FIG. 4 shows a medium holding plate 3 according to another example.
0, which is basically the same as the medium holding plate 12 described above, except that a spiral holding plate 31 is provided on the peripheral surface 30f. In the case of this helical holding plate 31, the pre-processed material supplied from the pre-processing device 1 flows down along the holding plate 31, so that it comes into contact with the granular heating medium for a longer time, Generates thermal decomposition efficiently.

[0031]

As described above, according to the present invention, the waste plastic is thermally decomposed while being mixedly contacted with the granular heating medium so that a uniform contact with the granular heating medium over a wide area can be obtained. Therefore, heating with high efficiency and a small temperature gradient can be performed, and free control of the thermal decomposition temperature becomes possible. As a result, according to the present invention, high value-added oil components can be recovered with high efficiency while controlling the oil quality of the recovered oil, and the practical reuse of waste plastic can be realized.

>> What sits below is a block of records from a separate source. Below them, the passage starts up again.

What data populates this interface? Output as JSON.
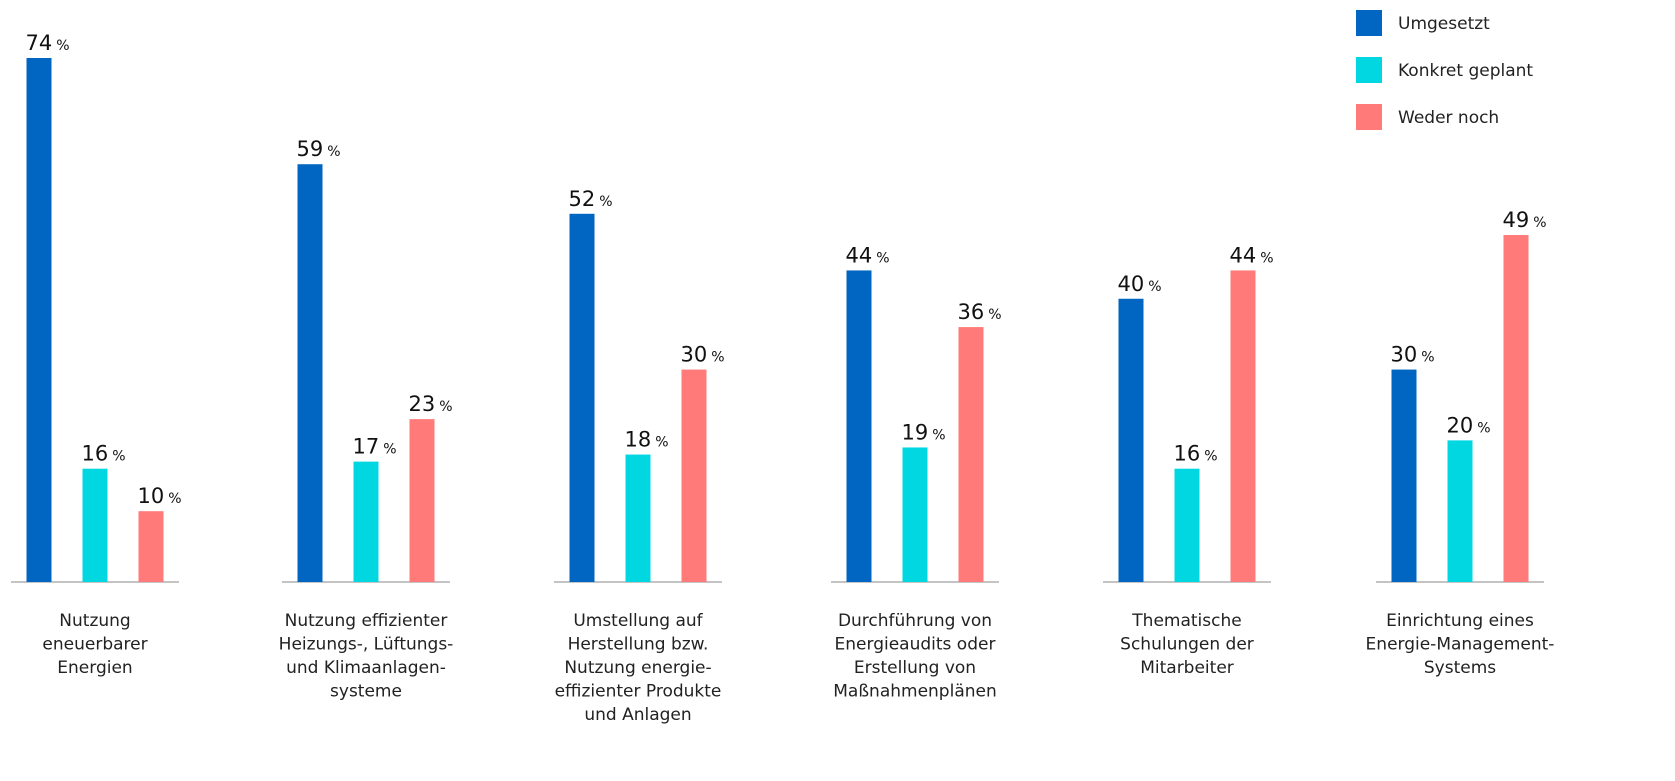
{
  "chart_data": {
    "type": "bar",
    "unit": "%",
    "ylim": [
      0,
      74
    ],
    "grid": false,
    "legend_position": "top-right",
    "categories": [
      [
        "Nutzung",
        "eneuerbarer",
        "Energien"
      ],
      [
        "Nutzung effizienter",
        "Heizungs-, Lüftungs-",
        "und Klimaanlagen-",
        "systeme"
      ],
      [
        "Umstellung auf",
        "Herstellung bzw.",
        "Nutzung energie-",
        "effizienter Produkte",
        "und Anlagen"
      ],
      [
        "Durchführung von",
        "Energieaudits oder",
        "Erstellung von",
        "Maßnahmenplänen"
      ],
      [
        "Thematische",
        "Schulungen der",
        "Mitarbeiter"
      ],
      [
        "Einrichtung eines",
        "Energie-Management-",
        "Systems"
      ]
    ],
    "series": [
      {
        "name": "Umgesetzt",
        "color": "#0066c2",
        "values": [
          74,
          59,
          52,
          44,
          40,
          30
        ]
      },
      {
        "name": "Konkret geplant",
        "color": "#00d7e1",
        "values": [
          16,
          17,
          18,
          19,
          16,
          20
        ]
      },
      {
        "name": "Weder noch",
        "color": "#ff7a78",
        "values": [
          10,
          23,
          30,
          36,
          44,
          49
        ]
      }
    ]
  }
}
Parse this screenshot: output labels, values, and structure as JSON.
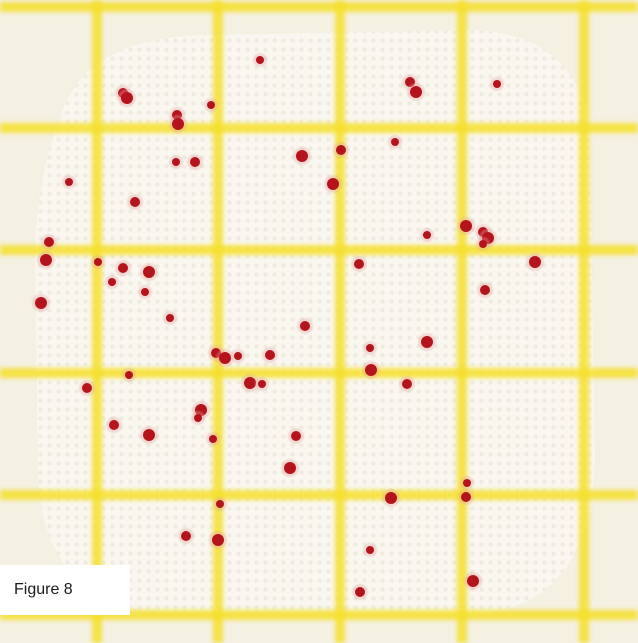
{
  "figure": {
    "label": "Figure 8"
  }
}
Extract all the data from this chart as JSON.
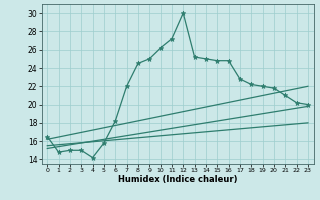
{
  "xlabel": "Humidex (Indice chaleur)",
  "bg_color": "#cce8e8",
  "line_color": "#2e7d6e",
  "xlim": [
    -0.5,
    23.5
  ],
  "ylim": [
    13.5,
    31
  ],
  "yticks": [
    14,
    16,
    18,
    20,
    22,
    24,
    26,
    28,
    30
  ],
  "xticks": [
    0,
    1,
    2,
    3,
    4,
    5,
    6,
    7,
    8,
    9,
    10,
    11,
    12,
    13,
    14,
    15,
    16,
    17,
    18,
    19,
    20,
    21,
    22,
    23
  ],
  "main_line": {
    "x": [
      0,
      1,
      2,
      3,
      4,
      5,
      6,
      7,
      8,
      9,
      10,
      11,
      12,
      13,
      14,
      15,
      16,
      17,
      18,
      19,
      20,
      21,
      22,
      23
    ],
    "y": [
      16.5,
      14.8,
      15.0,
      15.0,
      14.2,
      15.8,
      18.2,
      22.0,
      24.5,
      25.0,
      26.2,
      27.2,
      30.0,
      25.2,
      25.0,
      24.8,
      24.8,
      22.8,
      22.2,
      22.0,
      21.8,
      21.0,
      20.2,
      20.0
    ]
  },
  "diag_lines": [
    {
      "x": [
        0,
        23
      ],
      "y": [
        15.2,
        19.8
      ]
    },
    {
      "x": [
        0,
        23
      ],
      "y": [
        15.5,
        18.0
      ]
    },
    {
      "x": [
        0,
        23
      ],
      "y": [
        16.2,
        22.0
      ]
    }
  ]
}
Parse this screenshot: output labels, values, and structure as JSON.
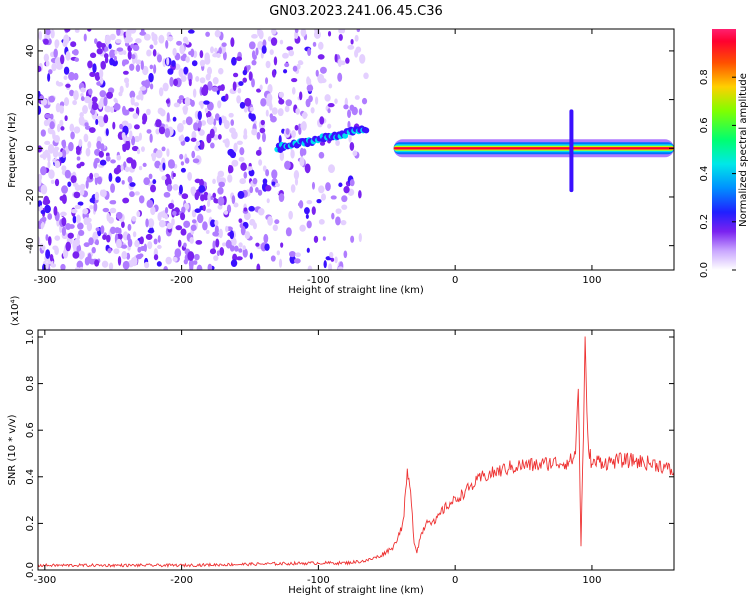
{
  "title": "GN03.2023.241.06.45.C36",
  "colors": {
    "line": "#ee3333",
    "spectrogram_background": "#ffffff",
    "colormap": [
      "#ffffff",
      "#e4d0ff",
      "#b07cff",
      "#7a22f0",
      "#3a10ff",
      "#0070ff",
      "#00e0f0",
      "#00ff70",
      "#c8ff00",
      "#ffd000",
      "#ff4000",
      "#ff0030"
    ]
  },
  "chart_data": [
    {
      "type": "heatmap",
      "xlabel": "Height of straight line (km)",
      "ylabel": "Frequency (Hz)",
      "xlim": [
        -305,
        160
      ],
      "ylim": [
        -50,
        49
      ],
      "x_ticks": [
        -300,
        -200,
        -100,
        0,
        100
      ],
      "x_tick_labels": [
        "-300",
        "-200",
        "-100",
        "0",
        "100"
      ],
      "y_ticks": [
        -40,
        -20,
        0,
        20,
        40
      ],
      "y_tick_labels": [
        "-40",
        "-20",
        "0",
        "20",
        "40"
      ],
      "colorbar": {
        "label": "Normalized spectral amplitude",
        "range": [
          0.0,
          1.0
        ],
        "ticks": [
          0.0,
          0.2,
          0.4,
          0.6,
          0.8
        ],
        "tick_labels": [
          "0.0",
          "0.2",
          "0.4",
          "0.6",
          "0.8"
        ]
      },
      "features": [
        {
          "segment": "noise region",
          "x_range": [
            -305,
            -65
          ],
          "freq_range": [
            -50,
            49
          ],
          "amplitude": 0.1
        },
        {
          "segment": "rising trace",
          "x_range": [
            -130,
            -65
          ],
          "freq_range": [
            0,
            8
          ],
          "amplitude": 0.25
        },
        {
          "segment": "main trace",
          "x_range": [
            -45,
            160
          ],
          "freq": 0,
          "amplitude": 0.85
        },
        {
          "segment": "burst",
          "x": 85,
          "freq_range": [
            -18,
            16
          ],
          "amplitude": 0.3
        }
      ]
    },
    {
      "type": "line",
      "xlabel": "Height of straight line (km)",
      "ylabel": "SNR (10 * v/v)",
      "exponent_label": "(x10⁴)",
      "xlim": [
        -305,
        160
      ],
      "ylim": [
        0,
        1.03
      ],
      "x_ticks": [
        -300,
        -200,
        -100,
        0,
        100
      ],
      "x_tick_labels": [
        "-300",
        "-200",
        "-100",
        "0",
        "100"
      ],
      "y_ticks": [
        0,
        0.2,
        0.4,
        0.6,
        0.8,
        1.0
      ],
      "y_tick_labels": [
        "0.0",
        "0.2",
        "0.4",
        "0.6",
        "0.8",
        "1.0"
      ],
      "series": [
        {
          "x": [
            -305,
            -250,
            -200,
            -150,
            -100,
            -80,
            -65,
            -55,
            -45,
            -38,
            -35,
            -32,
            -30,
            -28,
            -25,
            -20,
            -15,
            -10,
            -5,
            0,
            10,
            20,
            30,
            40,
            50,
            60,
            70,
            80,
            85,
            88,
            90,
            92,
            95,
            97,
            100,
            105,
            110,
            120,
            130,
            140,
            150,
            160
          ],
          "y": [
            0.02,
            0.02,
            0.02,
            0.025,
            0.03,
            0.03,
            0.04,
            0.06,
            0.1,
            0.2,
            0.42,
            0.3,
            0.12,
            0.08,
            0.15,
            0.22,
            0.2,
            0.25,
            0.28,
            0.3,
            0.35,
            0.4,
            0.42,
            0.44,
            0.45,
            0.45,
            0.46,
            0.46,
            0.47,
            0.5,
            0.8,
            0.1,
            0.95,
            0.55,
            0.45,
            0.47,
            0.46,
            0.47,
            0.47,
            0.46,
            0.45,
            0.42
          ]
        }
      ]
    }
  ]
}
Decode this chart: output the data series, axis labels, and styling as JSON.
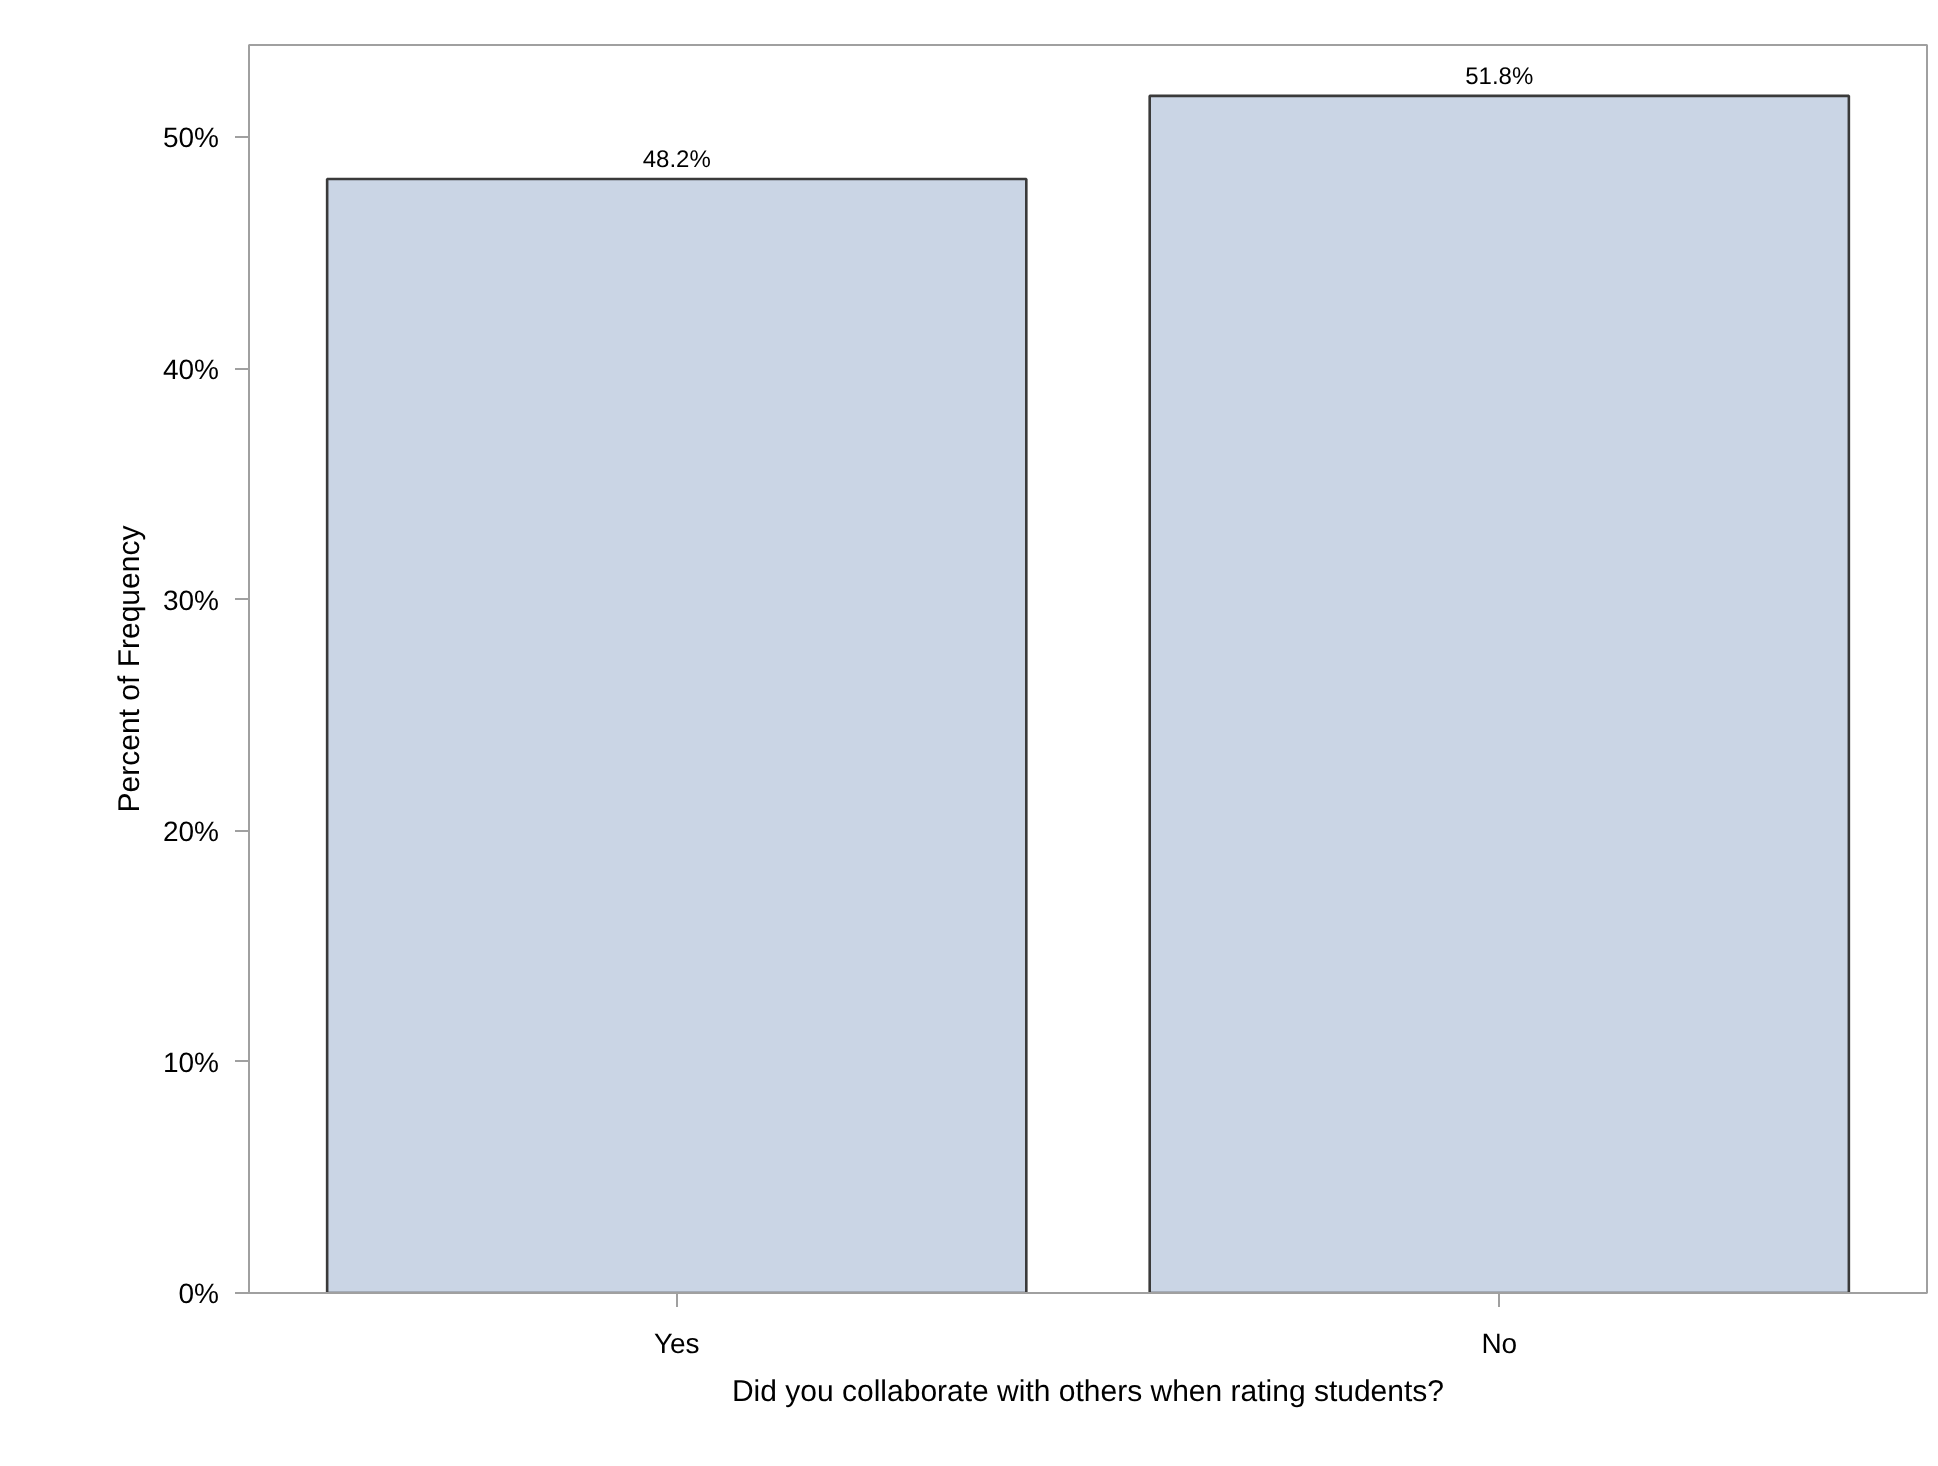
{
  "chart_data": {
    "type": "bar",
    "xlabel": "Did you collaborate with others when rating students?",
    "ylabel": "Percent of Frequency",
    "categories": [
      "Yes",
      "No"
    ],
    "values": [
      48.2,
      51.8
    ],
    "color": "#cad5e5",
    "value_labels": [
      "48.2%",
      "51.8%"
    ],
    "ylim": [
      0,
      54
    ],
    "yticks": [
      {
        "value": 0,
        "label": "0%"
      },
      {
        "value": 10,
        "label": "10%"
      },
      {
        "value": 20,
        "label": "20%"
      },
      {
        "value": 30,
        "label": "30%"
      },
      {
        "value": 40,
        "label": "40%"
      },
      {
        "value": 50,
        "label": "50%"
      }
    ]
  }
}
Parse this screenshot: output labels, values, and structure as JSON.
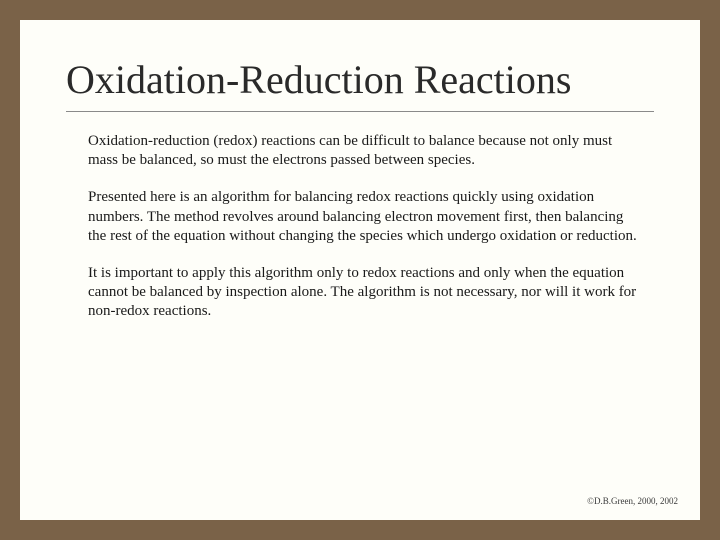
{
  "slide": {
    "title": "Oxidation-Reduction Reactions",
    "paragraphs": [
      "Oxidation-reduction (redox) reactions can be difficult to balance because not only must mass be balanced, so must the electrons passed between species.",
      "Presented here is an algorithm for balancing redox reactions quickly using oxidation numbers.  The method revolves around balancing electron movement first, then balancing the rest of the equation without changing the species which undergo oxidation or reduction.",
      "It is important to apply this algorithm only to redox reactions and only when the equation cannot be balanced by inspection alone.  The algorithm is not necessary, nor will it work for non-redox reactions."
    ],
    "copyright": "©D.B.Green, 2000, 2002"
  },
  "style": {
    "frame_color": "#7a6248",
    "slide_bg": "#fefef9",
    "title_fontsize": 40,
    "body_fontsize": 15,
    "copyright_fontsize": 9,
    "font_family": "Times New Roman"
  }
}
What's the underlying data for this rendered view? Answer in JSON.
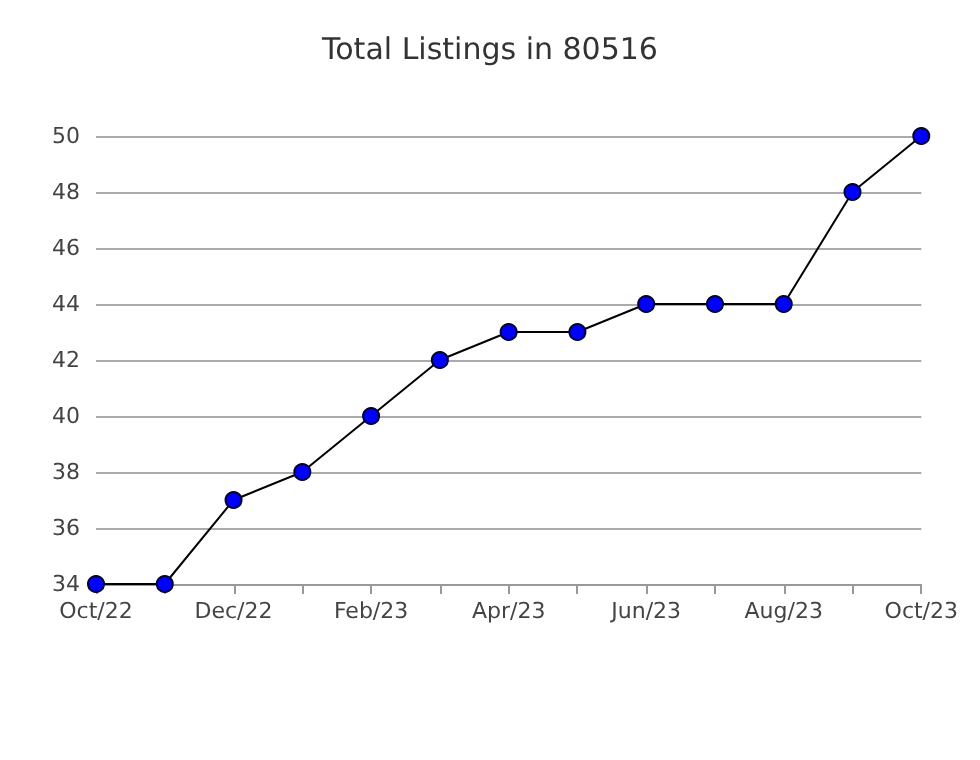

[Brief description of the drawings]

FIG. 1 is a side view including a partial cross section schematically showing a main part of a waste plastic processing apparatus according to an embodiment of the present invention.

FIG. 2 is an explanatory diagram of a holding state of a granular heating medium in a medium holding board.

FIG. 3 is an overall configuration diagram of a waste plastic processing apparatus according to an embodiment of the present invention.

FIG. 4 is a side view of a medium holding plate according to another embodiment of the present invention.

[Explanation of symbols]

 DESCRIPTION OF SYMBOLS 1 Pre-processing unit 2 Main processing unit 3 Screw conveyor (conveying means) 12, 30 Medium holding plate 14 Heating chamber 15 Spraying means 18, 31 Holding plate P Granular heating medium

──────────────────────────────────────────────────続 き Continued on the front page (58) Field surveyed (Int. Cl. ⁶ , DB name) C10G 1/10 B09B 3/00 B29B 17/00 C08J 11/12 C10J 3/00

Claims (3)

(57) [Claims] 1. A built-in pre-processing device having a transport means capable of agitatingly transporting an object, and a media holding plate having a processing surface having an appropriate planar spread, and the medium holding plate is mounted from below. A main processing unit having a built-in heating chamber for heating, wherein the waste plastic is mixed with the granular heating medium and heated by applying a conveying force and a stirring force by a conveying means in a pre-processing device. A pre-processed material having fluidity, and the pre-processed product is supplied to the main processor,
In the main processor, pyrolysis is performed by contacting the pre-processed material supplied from the pre-processor in a mixed state while scatteredly supplying it to the granular heating medium being heated on the processing surface of the medium holding plate The vaporized components generated by this thermal decomposition are collected as fuel gas or light oil, and the non-vaporized components are processed together with the granular heating medium.
This is a waste plastic treatment device that collects useful components by thermally decomposing waste plastic while contacting it with a granular heating medium.A plurality of holding plates are protruded stepwise at predetermined intervals in a flange shape on the peripheral surface. A waste plastic processing apparatus in which a medium holding plate is formed in a conical shape or a conical shape in which a holding plate is helically protruded on a peripheral surface. 2. The waste plastic processing apparatus according to claim 1, wherein the conveying means of the pretreatment device is formed by a screw conveyor. 3. The method according to claim 1, wherein a spraying means is provided above the medium holding plate, and the pretreated material is supplied to the granular heating medium on the processing surface via the spraying means. 2. The waste plastic processing apparatus according to claim 1.